Replacing a RAID device/disk

This brief document describes the required steps for replacing a disk in a Linux software RAID system.

Please note that these steps assume we are working with hot swap disks.

If not, you will be forced to do a reboot before removing/replacing the device/disk.

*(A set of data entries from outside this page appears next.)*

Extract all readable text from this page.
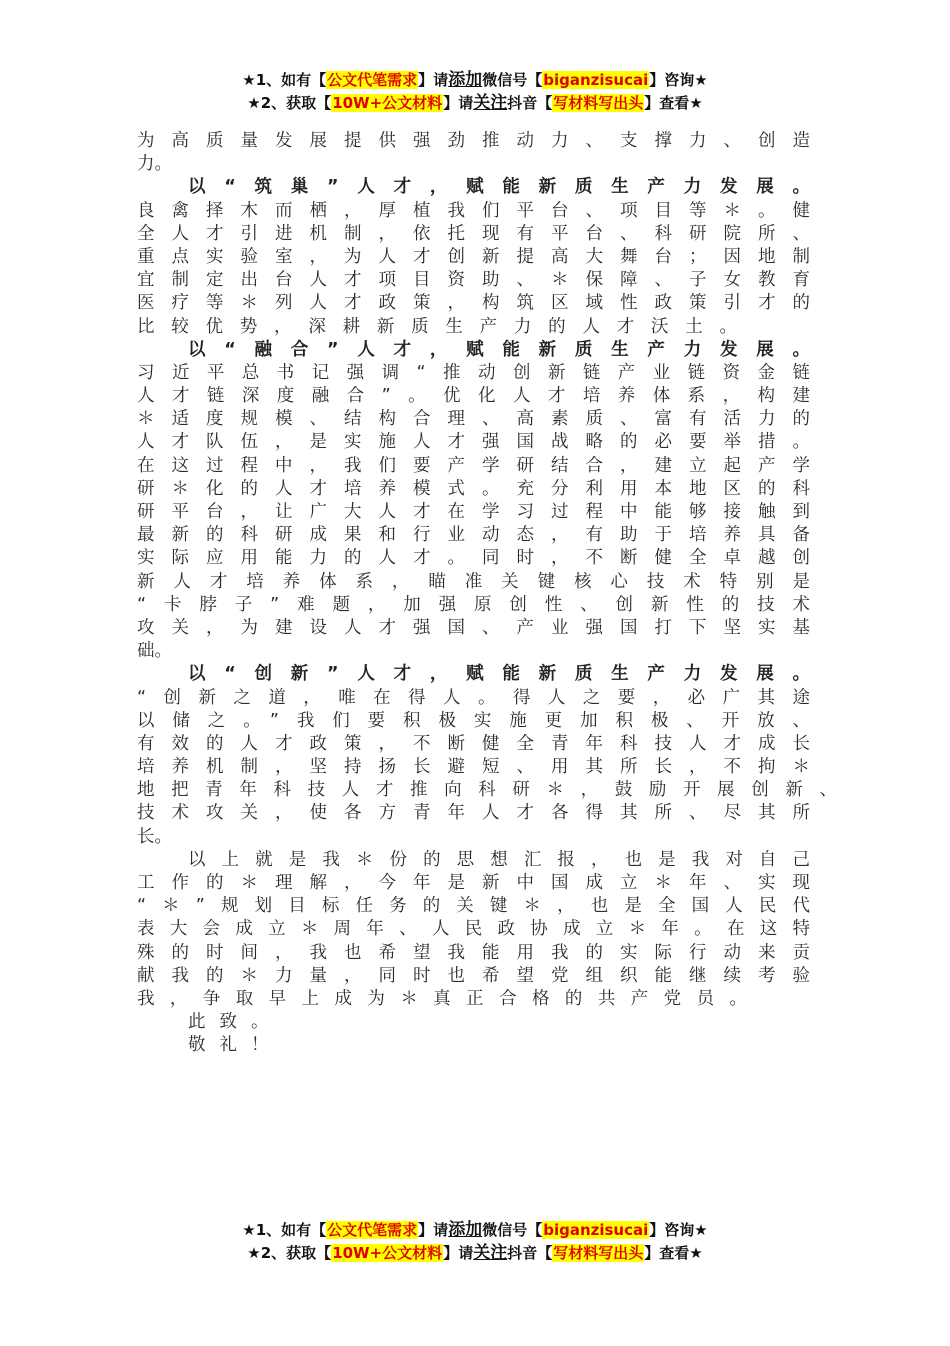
★1、如有【公文代笔需求】请添加微信号【biganzisucai】咨询★
★2、获取【10W+公文材料】请关注抖音【写材料写出头】查看★
为高质量发展提供强劲推动力、支撑力、创造
力。
以“筑巢”人才，赋能新质生产力发展。
良禽择木而栖，厚植我们平台、项目等＊。健
全人才引进机制，依托现有平台、科研院所、
重点实验室，为人才创新提高大舞台；因地制
宜制定出台人才项目资助、＊保障、子女教育
医疗等＊列人才政策，构筑区域性政策引才的
比较优势，深耕新质生产力的人才沃土。
以“融合”人才，赋能新质生产力发展。
习近平总书记强调“推动创新链产业链资金链
人才链深度融合”。优化人才培养体系，构建
＊适度规模、结构合理、高素质、富有活力的
人才队伍，是实施人才强国战略的必要举措。
在这过程中，我们要产学研结合，建立起产学
研＊化的人才培养模式。充分利用本地区的科
研平台，让广大人才在学习过程中能够接触到
最新的科研成果和行业动态，有助于培养具备
实际应用能力的人才。同时，不断健全卓越创
新人才培养体系，瞄准关键核心技术特别是
“卡脖子”难题，加强原创性、创新性的技术
攻关，为建设人才强国、产业强国打下坚实基
础。
以“创新”人才，赋能新质生产力发展。
“创新之道，唯在得人。得人之要，必广其途
以储之。”我们要积极实施更加积极、开放、
有效的人才政策，不断健全青年科技人才成长
培养机制，坚持扬长避短、用其所长，不拘＊
地把青年科技人才推向科研＊，鼓励开展创新、
技术攻关，使各方青年人才各得其所、尽其所
长。
以上就是我＊份的思想汇报，也是我对自己
工作的＊理解，今年是新中国成立＊年、实现
“＊”规划目标任务的关键＊，也是全国人民代
表大会成立＊周年、人民政协成立＊年。在这特
殊的时间，我也希望我能用我的实际行动来贡
献我的＊力量，同时也希望党组织能继续考验
我，争取早上成为＊真正合格的共产党员。
此致。
敬礼！
★1、如有【公文代笔需求】请添加微信号【biganzisucai】咨询★
★2、获取【10W+公文材料】请关注抖音【写材料写出头】查看★
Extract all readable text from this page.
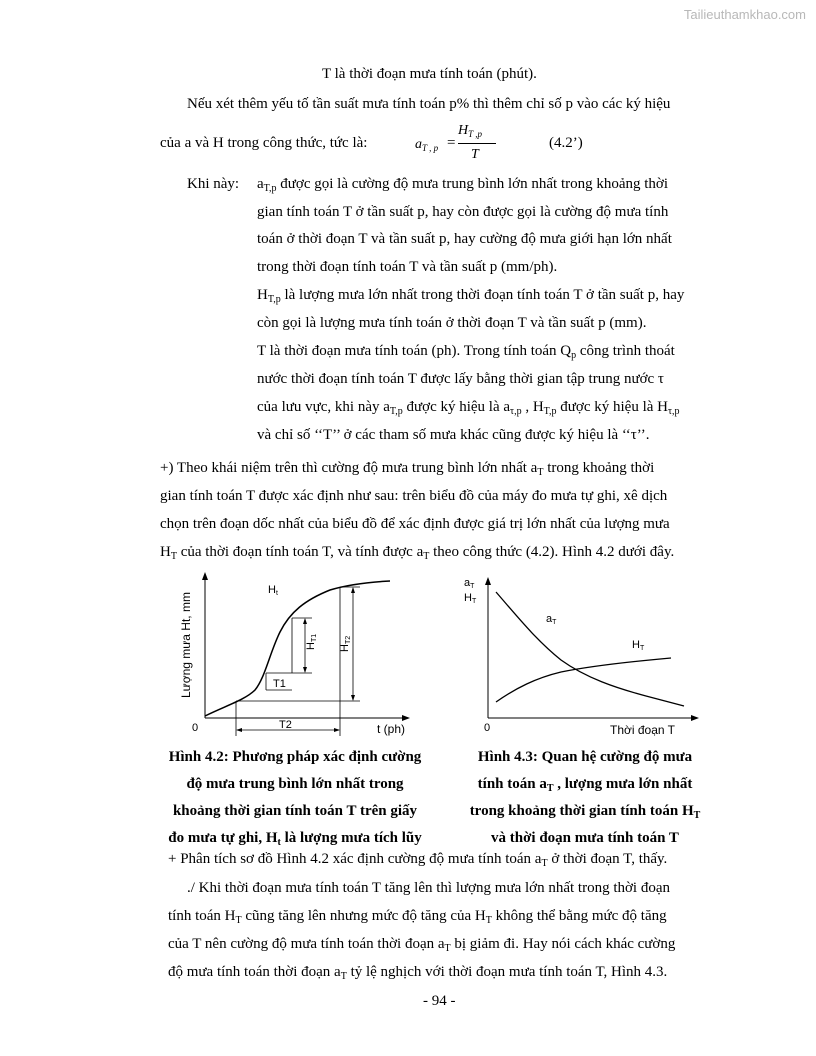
Tailieuthamkhao.com
T là thời đoạn mưa tính toán (phút).
Nếu xét thêm yếu tố tần suất mưa tính toán p% thì thêm chỉ số p vào các ký hiệu
của a và H trong công thức, tức là:	$a_{T , p}$ =
$H_{T ,p}$
T
(4.2’)
Khi này: $a_{T,p}$ được gọi là cường độ mưa trung bình lớn nhất trong khoảng thời
gian tính toán T ở tần suất p, hay còn được gọi là cường độ mưa tính
toán ở thời đoạn T và tần suất p, hay cường độ mưa giới hạn lớn nhất
trong thời đoạn tính toán T và tần suất p (mm/ph).
$H_{T,p}$ là lượng mưa lớn nhất trong thời đoạn tính toán T ở tần suất p, hay
còn gọi là lượng mưa tính toán ở thời đoạn T và tần suất p (mm).
T là thời đoạn mưa tính toán (ph). Trong tính toán $Q_p$ công trình thoát
nước thời đoạn tính toán T được lấy bằng thời gian tập trung nước τ
của lưu vực, khi này $a_{T,p}$ được ký hiệu là $a_{\tau,p}$ , $H_{T,p}$ được ký hiệu là $H_{\tau,p}$
và chỉ số ‘‘T’’ ở các tham số mưa khác cũng được ký hiệu là ‘‘τ’’.
+) Theo khái niệm trên thì cường độ mưa trung bình lớn nhất $a_T$ trong khoảng thời
gian tính toán T được xác định như sau: trên biểu đồ của máy đo mưa tự ghi, xê dịch
chọn trên đoạn dốc nhất của biểu đồ để xác định được giá trị lớn nhất của lượng mưa
$H_T$ của thời đoạn tính toán T, và tính được $a_T$ theo công thức (4.2). Hình 4.2 dưới đây.
Ht
HT1
HT2
T1
T2
0	t (ph)
Lượng mưa Ht, mm
aT
HT
aT
HT
0	Thời đoạn T
Hình 4.2: Phương pháp xác định cường
độ mưa trung bình lớn nhất trong
khoảng thời gian tính toán T trên giấy
đo mưa tự ghi, $H_t$ là lượng mưa tích lũy
Hình 4.3: Quan hệ cường độ mưa
tính toán $a_T$ , lượng mưa lớn nhất
trong khoảng thời gian tính toán $H_T$
và thời đoạn mưa tính toán T
+ Phân tích sơ đồ Hình 4.2 xác định cường độ mưa tính toán $a_T$ ở thời đoạn T, thấy.
./ Khi thời đoạn mưa tính toán T tăng lên thì lượng mưa lớn nhất trong thời đoạn
tính toán $H_T$ cũng tăng lên nhưng mức độ tăng của $H_T$ không thể bằng mức độ tăng
của T nên cường độ mưa tính toán thời đoạn $a_T$ bị giảm đi. Hay nói cách khác cường
độ mưa tính toán thời đoạn $a_T$ tỷ lệ nghịch với thời đoạn mưa tính toán T, Hình 4.3.
- 94 -
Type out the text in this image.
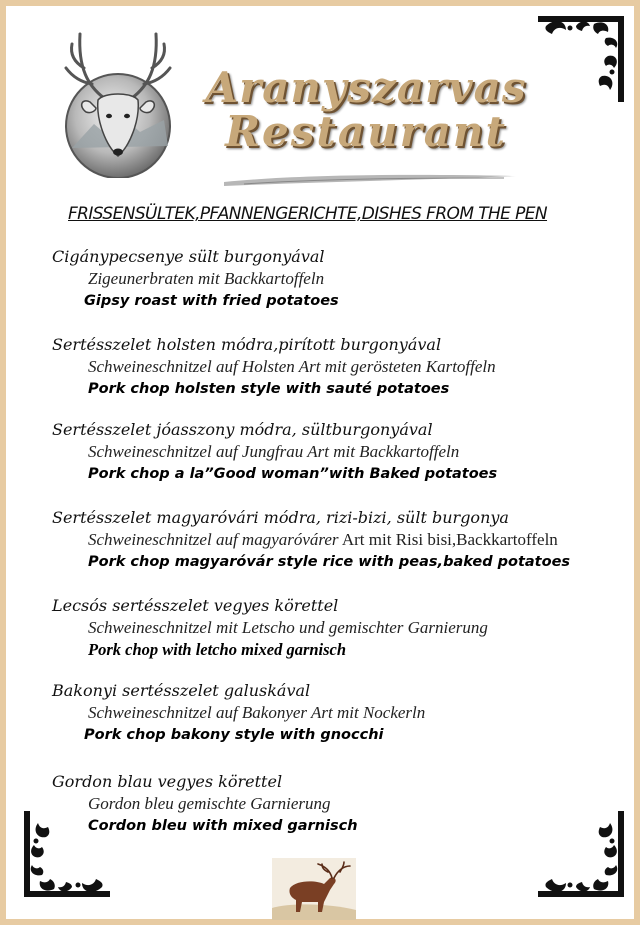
Aranyszarvas
Restaurant
FRISSENSÜLTEK,PFANNENGERICHTE,DISHES FROM THE PEN
Cigánypecsenye sült burgonyával
Zigeunerbraten mit Backkartoffeln
Gipsy roast with fried potatoes
Sertésszelet holsten módra,pirított burgonyával
Schweineschnitzel auf Holsten Art mit gerösteten Kartoffeln
Pork chop holsten style with sauté potatoes
Sertésszelet jóasszony módra, sültburgonyával
Schweineschnitzel auf Jungfrau Art mit Backkartoffeln
Pork chop a la”Good woman”with Baked potatoes
Sertésszelet magyaróvári módra, rizi-bizi, sült burgonya
Schweineschnitzel auf magyaróvárer Art mit Risi bisi,Backkartoffeln
Pork chop magyaróvár style rice with peas,baked potatoes
Lecsós sertésszelet vegyes körettel
Schweineschnitzel mit Letscho und gemischter Garnierung
Pork chop with letcho mixed garnisch
Bakonyi sertésszelet galuskával
Schweineschnitzel auf Bakonyer Art mit Nockerln
Pork chop bakony style with gnocchi
Gordon blau vegyes körettel
Gordon bleu gemischte Garnierung
Cordon bleu with mixed garnisch
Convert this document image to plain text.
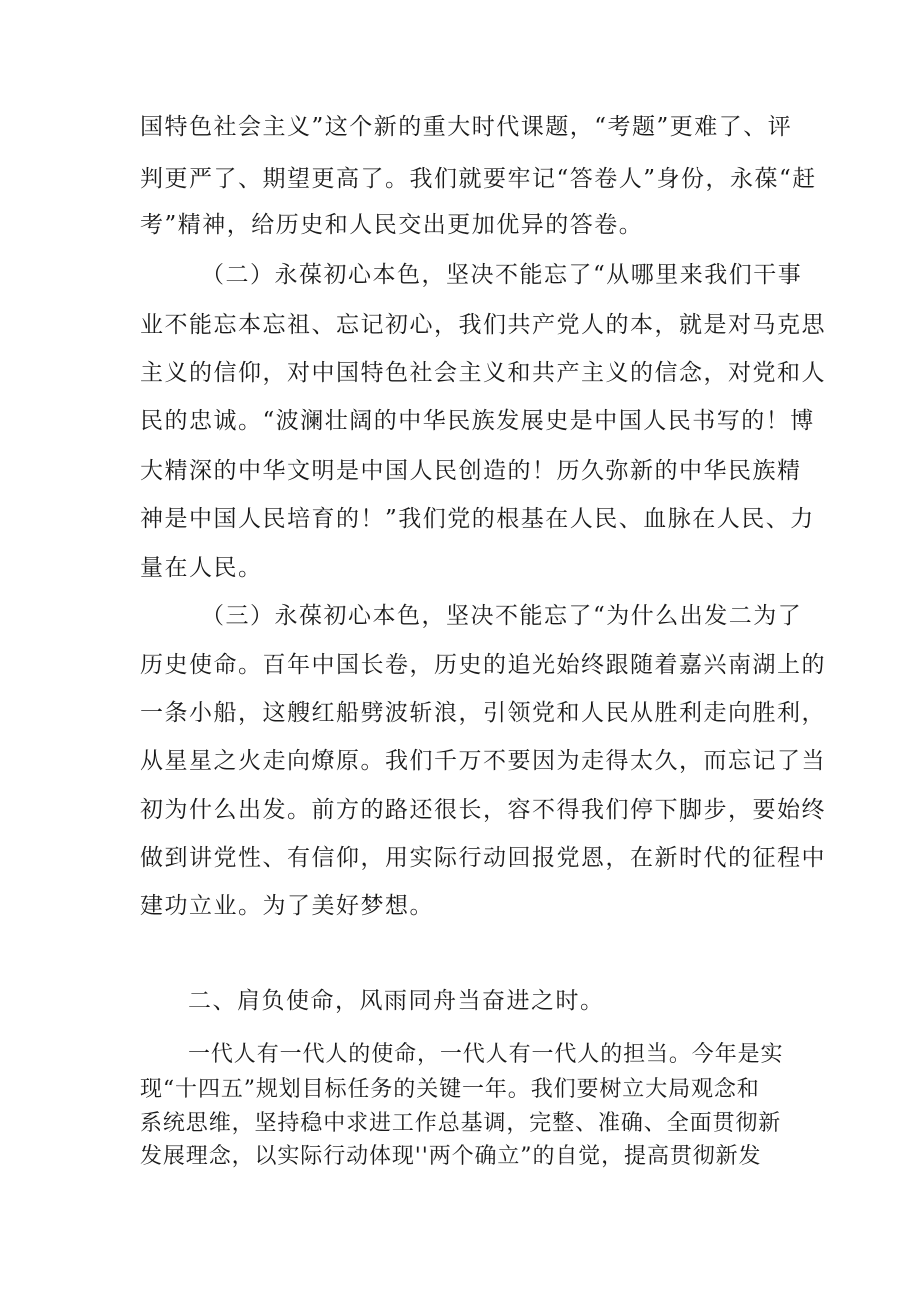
国特色社会主义”这个新的重大时代课题，“考题”更难了、评
判更严了、期望更高了。我们就要牢记“答卷人”身份，永葆“赶
考”精神，给历史和人民交出更加优异的答卷。
（二）永葆初心本色，坚决不能忘了“从哪里来我们干事
业不能忘本忘祖、忘记初心，我们共产党人的本，就是对马克思
主义的信仰，对中国特色社会主义和共产主义的信念，对党和人
民的忠诚。“波澜壮阔的中华民族发展史是中国人民书写的！博
大精深的中华文明是中国人民创造的！历久弥新的中华民族精
神是中国人民培育的！”我们党的根基在人民、血脉在人民、力
量在人民。
（三）永葆初心本色，坚决不能忘了“为什么出发二为了
历史使命。百年中国长卷，历史的追光始终跟随着嘉兴南湖上的
一条小船，这艘红船劈波斩浪，引领党和人民从胜利走向胜利，
从星星之火走向燎原。我们千万不要因为走得太久，而忘记了当
初为什么出发。前方的路还很长，容不得我们停下脚步，要始终
做到讲党性、有信仰，用实际行动回报党恩，在新时代的征程中
建功立业。为了美好梦想。
二、肩负使命，风雨同舟当奋进之时。
一代人有一代人的使命，一代人有一代人的担当。今年是实
现“十四五”规划目标任务的关键一年。我们要树立大局观念和
系统思维，坚持稳中求进工作总基调，完整、准确、全面贯彻新
发展理念，以实际行动体现''两个确立”的自觉，提高贯彻新发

  1. Identify broken disk: # cat /proc/mdstat. Broken disk will be marked with an F. Example: sda2[2](F).
    1. If the disk partially works: # smartctl /dev/DISK -a | grep Serial or # hdparm -I /dev/DISK
      Will show us the serial number. Also you can force activity on disk to make it obvious which one is (activity LED permanently on / blinking the most): 
       # dd if=/dev/DISK of=/dev/null
      Stop with CTRL C when identified.
    2. If the disk doesn't work at all, repeat previous step for the rest of the disks, and identify which one doesn't blink.
  2. Remove disk/partition(s) from RAID(s):
    1. Make sure to mark all affected disk partitions that involve RAID(s) as failed: # mdadm --manage /dev/mdX --fail /dev/DISK_PARTITION
      For example: # mdadm --manage /dev/md0 --fail /dev/sda1; mdadm --manage /dev/md1 --fail /dev/sda2
    2. Repeat same commands for all partitions/disks with --remove modifier. 
      # mdadm --manage /dev/mdX --remove /dev/DISK_PARTITION 
    3. Make sure disk is not in use anymore and remove it:
      1. Check that there is not any mount or swap using our disk:
      2. # grep DISK /proc/mounts; grep DISK /proc/swaps
    4. If it displays any entry, it should be umounted or swapoff.
    5. Check that there is not any RAID using our disk anymore: 
       # grep DISK /proc/mdstat
      If it displays any entry, it should be marked as fail and removed issuing commands on step 2.
  3. Remove disk safely.
  4. Replace disk (preferibly with a healthy one :-) ).
  5. Check for any messages in /var/log/messages || # dmesg .
  6. If disk is not detected and doesn't appear in /proc/partitions (which might be the case):
    1. Force a re-scan by: # echo "- - -" > /sys/class/scsi_host/host*/scan # Replacing host* with any of "host0", etc. # Sometimes it doesn't work. Try with one of: # echo "- - -" > /sys/devices/pci*/*:*/host?/scsi_host/host?/scan
    2. Check again for new partitions (typically with the same name as the replaced disk). Try and error is the best method to discover the new disk.
  7. Recreate partition table using any other disk from the RAID as source. We have two methods here, so either:
    • # sfdisk -d /dev/CURRENT_RAID_DISK | sfdisk --Linux /dev/NEW_DISK
      # dd if=/dev/CURRENT_RAID_DISK of=/dev/NEW_DISK
      Force the kernel to reload partitions: 
      # blockdev --rereadpt /dev/NEW_DISK or use gparted's utility: # partprobe
  1. Check if new partitions are recognized:

# dmesg
# cat /proc/partitions

  1. Reinstall Grub: # grub-install /dev/NEW_DISK
  2. Add partition(s) the same way they were (replace --remove modifier with --add): 
    # mdadm /dev/mdX --add /dev/DISK_PARTITION
  3. Check progress with: # watch cat /proc/mdstat

Problems with md0 name changed to md125 or similar

There's a situation not involved in the exact previous steps, but that could come up from using the RAID disks in another machine with other system configuration, utilities versions, kernel version (i.e. in a chroot environment or from a Live CD) where trying to recover a RAID could cause some problems with device names, permanently changing them. 
In those cases, if a common /dev/md0, or /dev/md1 device is recognized as /dev/md125 or a much larger number than original's, this device name will not automatically switch its name again back to /dev/mdX. 
To resolve this situation, try the following:

  • Copy original /etc/mdadm.conf (or whatever) to the current system.
  • Umount and deactivate any active md device
  • Issue the following commands:
    • # mdadm -S /dev/md125 # or similar name
      # mdadm -A /dev/md0 --update=superminor # md0, or md1, etc.

Good luck.